Technology and diversification as a priority
The study's conclusion is not particularly new: reducing dependence on commodity revenues requires sustained investment in technology, human capital, and industry even under budgetary pressure.
What's novel about the current moment is the combination of factors. A temporary rise in oil revenues has coincided with a predictable market reversal downward, creating a limited window to restore curtailed programs.
Key priorities are as follows:
Robotics and automation — as a response to labor shortages and a tool for modernization.
Civil aviation — a key element of import substitution; funding cuts have only postponed, not eliminated, the problem.
Digital sector and high technology — industries with cumulative effects, where interrupting investment is particularly costly.
They share one thing in common — the time factor. The window of opportunity is narrowing as Iranian oil returns and prices decline.
Conclusion
For three decades, oil cycles have remained a key factor in Russian economic policy. Their logic is unchanging: high prices provide resources but weaken reforms; low prices intensify the need for change but strip away the means to achieve it.

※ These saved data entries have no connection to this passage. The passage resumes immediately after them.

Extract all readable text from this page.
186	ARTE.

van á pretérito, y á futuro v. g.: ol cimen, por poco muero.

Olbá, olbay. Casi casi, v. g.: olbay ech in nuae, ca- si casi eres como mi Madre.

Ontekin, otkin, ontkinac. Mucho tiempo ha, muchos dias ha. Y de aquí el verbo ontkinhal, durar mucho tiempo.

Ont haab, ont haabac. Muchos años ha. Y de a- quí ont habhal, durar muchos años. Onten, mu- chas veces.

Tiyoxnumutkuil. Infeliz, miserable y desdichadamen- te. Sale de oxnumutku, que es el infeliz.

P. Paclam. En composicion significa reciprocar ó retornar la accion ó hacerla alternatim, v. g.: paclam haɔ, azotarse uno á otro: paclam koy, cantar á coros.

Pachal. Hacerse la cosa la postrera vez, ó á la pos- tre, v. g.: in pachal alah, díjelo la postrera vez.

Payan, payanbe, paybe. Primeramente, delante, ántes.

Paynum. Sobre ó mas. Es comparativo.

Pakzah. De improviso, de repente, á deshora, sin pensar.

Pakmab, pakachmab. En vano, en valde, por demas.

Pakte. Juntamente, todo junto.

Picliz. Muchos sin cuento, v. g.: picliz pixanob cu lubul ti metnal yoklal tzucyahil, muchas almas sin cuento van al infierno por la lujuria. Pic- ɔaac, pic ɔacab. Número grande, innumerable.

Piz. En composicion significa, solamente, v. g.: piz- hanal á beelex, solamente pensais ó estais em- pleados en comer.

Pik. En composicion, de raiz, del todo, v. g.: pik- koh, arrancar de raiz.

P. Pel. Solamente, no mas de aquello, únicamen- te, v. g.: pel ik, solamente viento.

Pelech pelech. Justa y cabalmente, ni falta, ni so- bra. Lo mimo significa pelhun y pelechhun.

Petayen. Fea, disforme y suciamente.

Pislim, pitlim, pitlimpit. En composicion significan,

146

The events of 2025–2026 compressed this cycle into a brief period, making it particularly visible. The temporary price spike merely postponed, but did not eliminate, structural constraints.
A potential U.S.-Iran agreement doesn't create new problems—it simply ends a short reprieve.
Under these conditions, a rational strategy would be to treat current windfall revenues not as reserves, but as an opportunity to invest in economic diversification. The reduction of such spending in 2025 demonstrated just how costly it is to subordinate long-term policy to short-term budget logic.
The window of opportunity is open, but not for long. Oil prices will change again—the only question is what Russia will manage to accomplish before that moment arrives.
*Carnegie Endowment for International Peace (an organization whose activities have been deemed undesirable on the territory of the Russian Federation).